NFPA's Fire Sprinkler Initiative provides the latest research underscoring how home fire sprinklers impact water supply.
Fire Flow Consumption in Sprinklered and Unsprinklered Buildings: An Assessment of Community Impacts
Over the past 30 years, selected municipal water authorities have implemented strategies, including standby fees and other policies, to recover costs for water consumed in fires in sprinklered buildings. Typically these fees are not directly related to sprinkler fire flows but rather are recognition of the fact that these flows are not metered and thus not accounted for in conventional water cost recovery mechanisms. In contrast, water consumption at fires at unsprinklered properties is typically not subject to fees nor metered at the hydrant. NFPA commissioned this study to assess the relative community impacts of water consumption in sprinklered and unsprinklered properties.

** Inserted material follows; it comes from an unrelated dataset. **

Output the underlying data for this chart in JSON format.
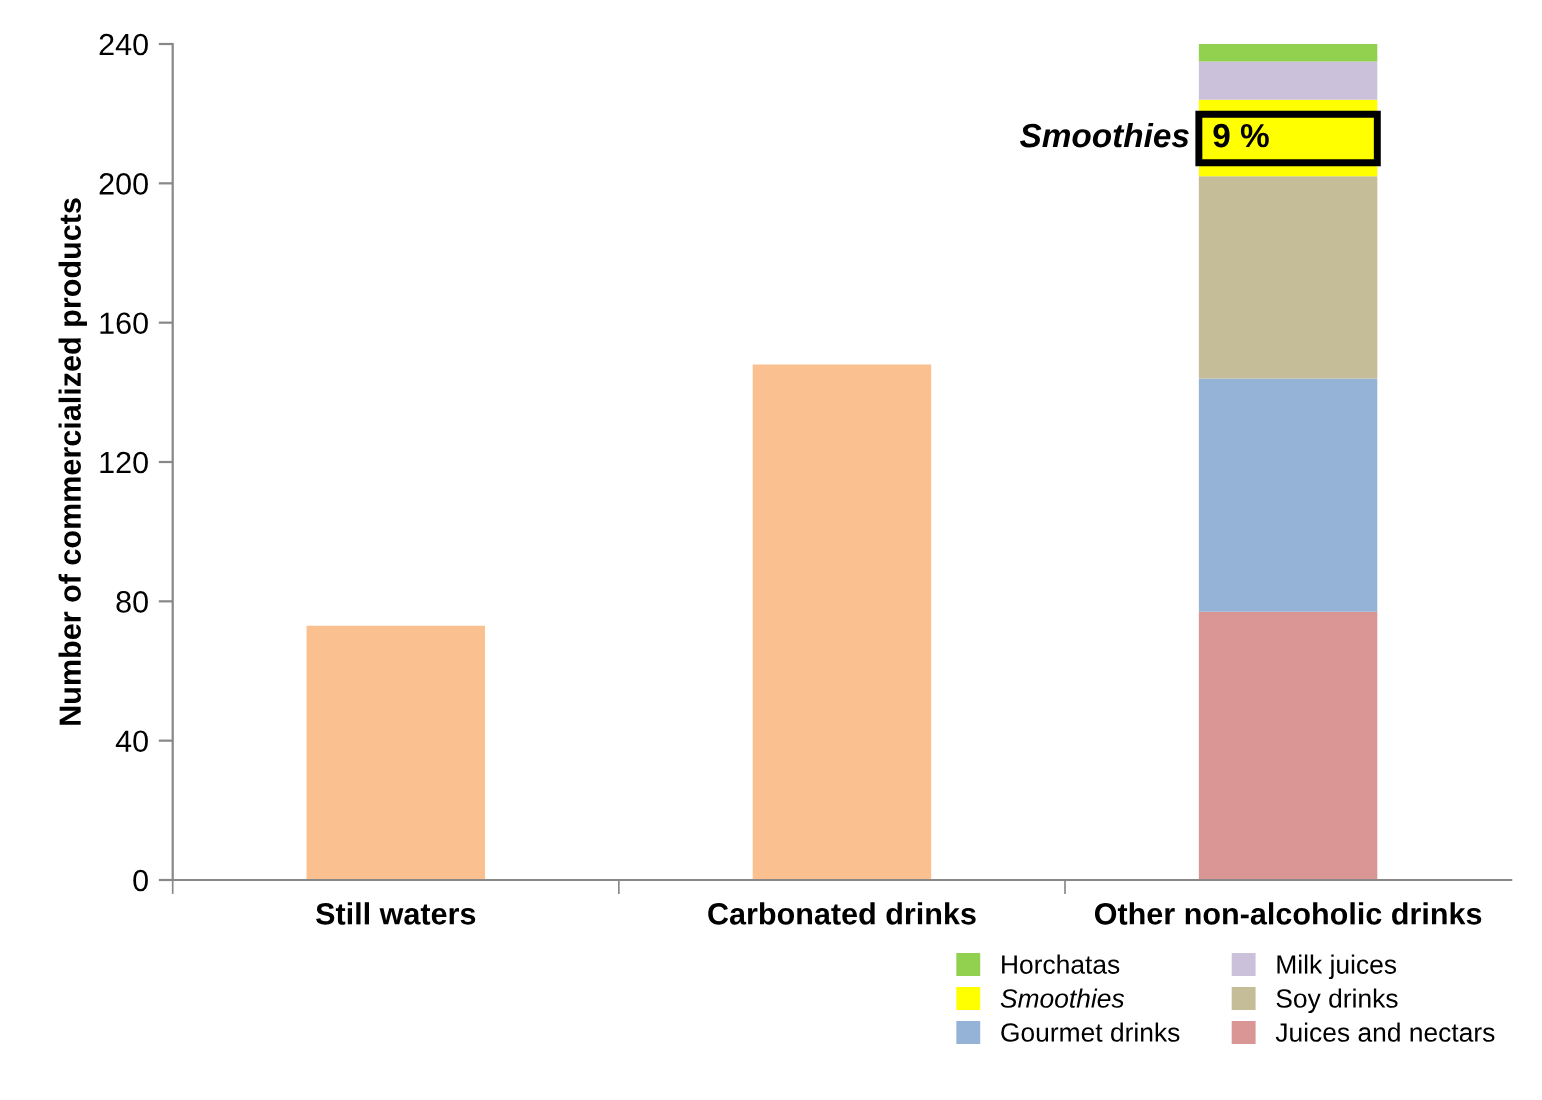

Residential Fire Sprinklers – Water Usage and Water Meter Performance Study
When mandates for sprinkler requirements in one- and two-family dwellings are discussed at a local or state level, a number of issues come up with respect to water supply requirements. Often, these issues are true barriers to residential sprinkler requirements because the water authority is not knowledgeable about residential sprinklers systems and how they are different from commercial fire sprinkler systems. This report describes the results of a study on water usage and water meter performance during residential sprinkler system actuation in residences, designed to provide guidance on this topic.
Integration of Residential Sprinklers with Water Supply Systems
This research develops objective data which characterizes the manner in which residential fire sprinklers are integrated with local water supply systems in communities with a sprinkler ordinance. The study explores these issues in detail through interviews with 20 communities where residential sprinklers are required in all new homes.